Auf Mallorca fallen die Temperaturen derzeit abends auf deutlich unter zehn Grad - doch weder das frische Wetter noch die besinnlichen Festtage konnten die erhitzten Gemüter abkühlen. Sechs Monate nach der Einführung einer umstrittenen Touristen-Steuer sorgt die sogenannte "Ecotasa", die "Ökotaxe", auf der Insel weiter für Unruhe. Gegen die Maßnahme der linken Regierung schimpfen vor allem Hotelbesitzer und die konservative Opposition.

José Ramón Bauzá, der die Inseln zwischen 2011 und 2015 regierte, versprach für die Gegner: Er werde sich im Frühjahr zunächst um die Führung der konservativen Volkspartei (PP) bewerben und danach alles tun, um die Ecotasa abzuschaffen.

Ganz vorne in die Front der Kritiker haben sich von Anfang an die Hotelbesitzer eingereiht. 2017 wollen sie die Steuer kippen. Die linke Regierung bestrafe mit der Abgabe ihre wichtigste Industrie, klagt die Chefin des Hotelierverbandes von Mallorca (FEHM), Inmaculada Benito, immer wieder. Der Tourismus sorge auf den Balearen für 40 Prozent der Einnahmen .

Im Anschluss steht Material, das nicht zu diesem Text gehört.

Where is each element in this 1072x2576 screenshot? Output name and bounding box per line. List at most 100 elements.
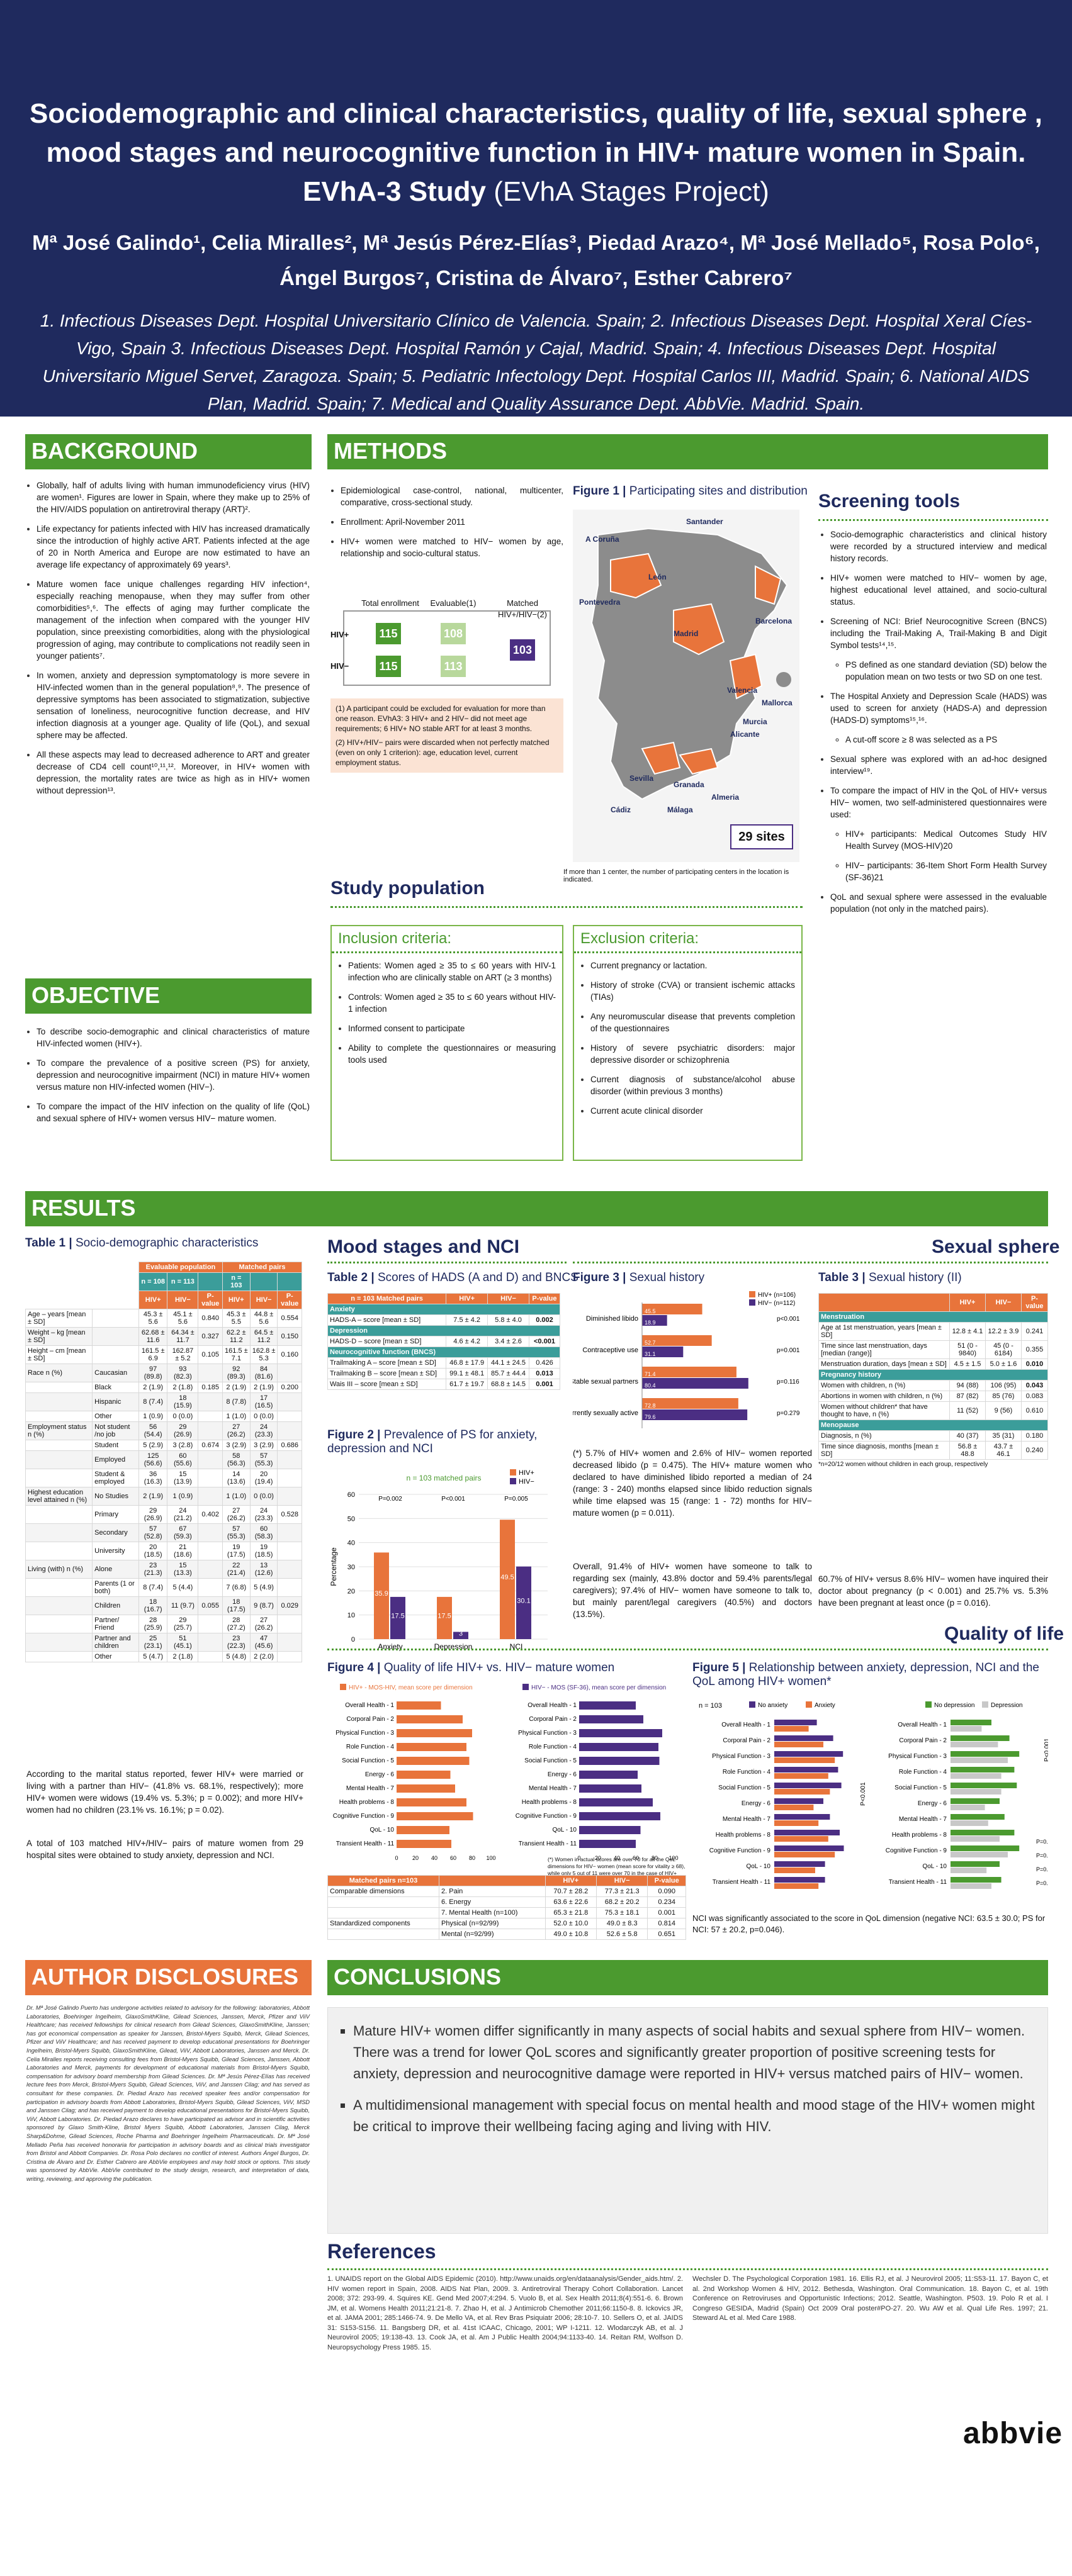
bar [642,1335,712,1346]
screening-item: The Hospital Anxiety and Depression Scal… [830,690,1047,726]
t1-cell: 60 (58.3) [249,1523,278,1542]
y-tick-label: Social Function - 5 [718,1784,770,1791]
exclusion-title: Exclusion criteria: [574,926,801,953]
exclusion-item: History of severe psychiatric disorders:… [590,1042,795,1066]
t1-cell: 0 (0.0) [249,1487,278,1506]
t1-cell [277,1523,302,1542]
t3-cell: 11 (52) [949,1401,986,1420]
t3-section: Pregnancy history [818,1369,1048,1380]
t2-col: n = 103 Matched pairs [327,1293,447,1304]
t3-cell: 35 (31) [985,1430,1022,1442]
t1-cell: 2 (1.9) [222,1382,251,1393]
t1-cell: 57 (55.3) [222,1523,251,1542]
qol-cell: 77.3 ± 21.3 [595,1886,648,1897]
t1-cell: 27 (26.2) [249,1615,278,1633]
inclusion-item: Informed consent to participate [348,1022,556,1034]
t3-cell: Age at 1st menstruation, years [mean ± S… [818,1322,951,1341]
qol-cell: 7. Mental Health (n=100) [439,1907,546,1918]
t1-cell [25,1578,93,1597]
bar [951,1773,1001,1779]
bar-value-label: 30.1 [517,1597,530,1604]
table-row: 7. Mental Health (n=100) 65.3 ± 21.8 75.3 … [327,1907,686,1918]
t1-cell: 2 (1.8) [167,1382,199,1393]
inclusion-item: Ability to complete the questionnaires o… [348,1042,556,1066]
map-city-label: Madrid [674,629,699,638]
qol-cell [327,1907,440,1918]
table-row: Comparable dimensions 2. Pain 70.7 ± 28.2 7… [327,1886,686,1897]
t1-cell [25,1450,93,1469]
t2-cell: 99.1 ± 48.1 [446,1368,488,1379]
t1-cell [277,1542,302,1560]
qol-cell: 0.651 [647,1929,686,1940]
table-row: Wais III – score [mean ± SD] 61.7 ± 19.7 6… [327,1379,561,1390]
legend-label: HIV− (n=112) [758,1300,795,1307]
t3-cell: 0.180 [1020,1430,1049,1442]
t3-cell: 0.610 [1020,1401,1049,1420]
bar-value-label: 79.6 [645,1414,656,1420]
bar-value-label: 52.7 [645,1340,656,1346]
t1-n [277,1272,302,1291]
enrollment-flow: Total enrollment Evaluable(1) Matched HI… [330,598,563,692]
table1-grid: Evaluable population Matched pairs n = 108… [25,1262,303,1662]
bar [390,1596,405,1639]
t1-cell [198,1392,223,1411]
qol-cell: Standardized components [327,1918,440,1929]
t1-cell: Black [92,1382,139,1393]
footnote-2: (2) HIV+/HIV− pairs were discarded when … [336,738,550,767]
x-tick-label: 20 [595,1855,601,1861]
bar [951,1726,982,1732]
t3-cell: 0.083 [1020,1391,1049,1402]
y-tick-label: Transient Health - 11 [713,1879,771,1886]
t1-cell: 0.674 [198,1440,223,1451]
figure1-caption: Figure 1 | Participating sites and distr… [573,484,808,498]
disclosures-text: Dr. Mª José Galindo Puerto has undergone… [26,2005,310,2182]
qol-col: Matched pairs n=103 [327,1875,440,1886]
qol-col: P-value [647,1875,686,1886]
bar [516,1566,531,1639]
t2-cell: HADS-D – score [mean ± SD] [327,1336,447,1347]
figure3-chart: Diminished libido 45.5 18.9 p<0.001 Contrace… [573,1291,800,1428]
y-tick-label: Social Function - 5 [894,1784,947,1791]
t1-cell [198,1651,223,1662]
bar [774,1883,819,1889]
flow-neg-total: 115 [376,656,401,677]
y-tick-label: Stable sexual partners [573,1378,638,1386]
t1-cell: 11 (9.7) [167,1596,199,1615]
t3-cell: 45 (0 - 6184) [985,1340,1022,1359]
table1: Evaluable population Matched pairs n = 108… [25,1262,303,1662]
bar [642,1347,684,1357]
t3-cell: Time since last menstruation, days [medi… [818,1340,951,1359]
figure5-note: NCI was significantly associated to the … [692,1913,1046,1934]
p-value-label: P=0.018 [1036,1866,1048,1873]
t1-cell [277,1487,302,1506]
t2-section: Depression [327,1325,560,1336]
background-item: Mature women face unique challenges rega… [37,578,310,662]
t1-cell: 28 (25.9) [138,1615,168,1633]
t3-cell: 87 (82) [949,1391,986,1402]
t2-section: Neurocognitive function (BNCS) [327,1347,560,1358]
poster-title-sub: (EVhA Stages Project) [494,176,769,207]
t1-col: HIV− [167,1291,199,1309]
figure5-n: n = 103 [699,1702,722,1710]
exclusion-item: Current acute clinical disorder [590,1105,795,1117]
t2-cell: 0.001 [528,1379,561,1390]
bar [642,1367,736,1377]
legend-swatch [749,1291,755,1297]
qol-cell: 49.0 ± 10.8 [544,1929,597,1940]
y-tick-label: Transient Health - 11 [889,1879,947,1886]
sexual-text-2: Overall, 91.4% of HIV+ women have someon… [573,1562,812,1619]
t1-cell [198,1411,223,1422]
t3-col [818,1293,951,1312]
bar [951,1883,991,1889]
t1-cell: Employment status n (%) [25,1421,93,1440]
bar [397,1812,473,1820]
qol-col: HIV− [595,1875,648,1886]
legend-swatch [510,1469,516,1476]
bar [579,1826,641,1834]
methods-item: Enrollment: April-November 2011 [341,516,563,528]
map-city-label: Santander [686,517,723,526]
legend-label: HIV− [519,1478,534,1486]
t1-cell [25,1411,93,1422]
t1-cell: Living (with) n (%) [25,1560,93,1579]
t1-cell: 57 (55.3) [249,1450,278,1469]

Das Hauptargument der Kritiker lautet: Viele empörte Touristen würden künftig vor lauter Ärger oder auch nur aus Prinzip Mallorca, Ibiza, Menorca und Formentera meiden. Wenn man sich aber bei den Besuchern der Balearen umhört, ist kaum Kritik, schon gar nicht Empörung zu vernehmen. Rentner Karl-Heinz (76) aus Stuttgart, der die Festtage mit seiner Frau am Ballermann verbringt, freut sich sogar, "dass man mit dem Geld wohl etwas für die Umwelt tun will".

Ferngeblieben sind die Touristen nach der Einführung der Steuer vorerst nicht - im Gegenteil, es sind noch mehr gekommen: In den ersten neun Monaten des Jahres stieg die Zahl ausländischer Gäste auf den Balearen im Vergleich zum Vorjahreszeitraum um 10,6 Prozent auf die Rekordzahl von 11,5 Millionen. Je nach Art der Herberge werden seit dem 1. Juli pro Person und Nacht bis zu zwei Euro fällig. Mehrwertsteuer nicht eingerechnet. In der Nebensaison wird der Betrag halbiert. Kinder und Jugendliche unter 17 Jahren sind befreit. Theoretisch müssen auch Urlauber zahlen, die Privatwohnungen oder -Häuser mieten. Tourismusminister Biel Barceló bilanzierte dieser Tage, die Touristen-Steuer, die allein zwischen Juli und Mitte September 32 Millionen Euro in die öffentlichen Kassen der Balearen spülte, sei "ein Erfolg" gewesen. Anfang 2017 werde man über die Nachhaltigkeits-Projekte informieren, die mit den ersten Einnahmen finanziert werden sollen, sagte der 49-Jährige. Vorrang hätten Wasserversorgungs- und Umweltprojekte .

Ein weiteres Problem auf der Insel: der zunehmende Verdruss der Bevölkerung. Im Frühjahr wurde in Palma mit Graffiti wie "Tourists go Home" gegen den Besucheransturm protestiert. Palmas Bürgermeister José Hila: "Wir haben so viele Gäste, dass wir wählerisch sein können. Touristen , die sich eine Woche lang betrinken wollen, brauchen wir nicht."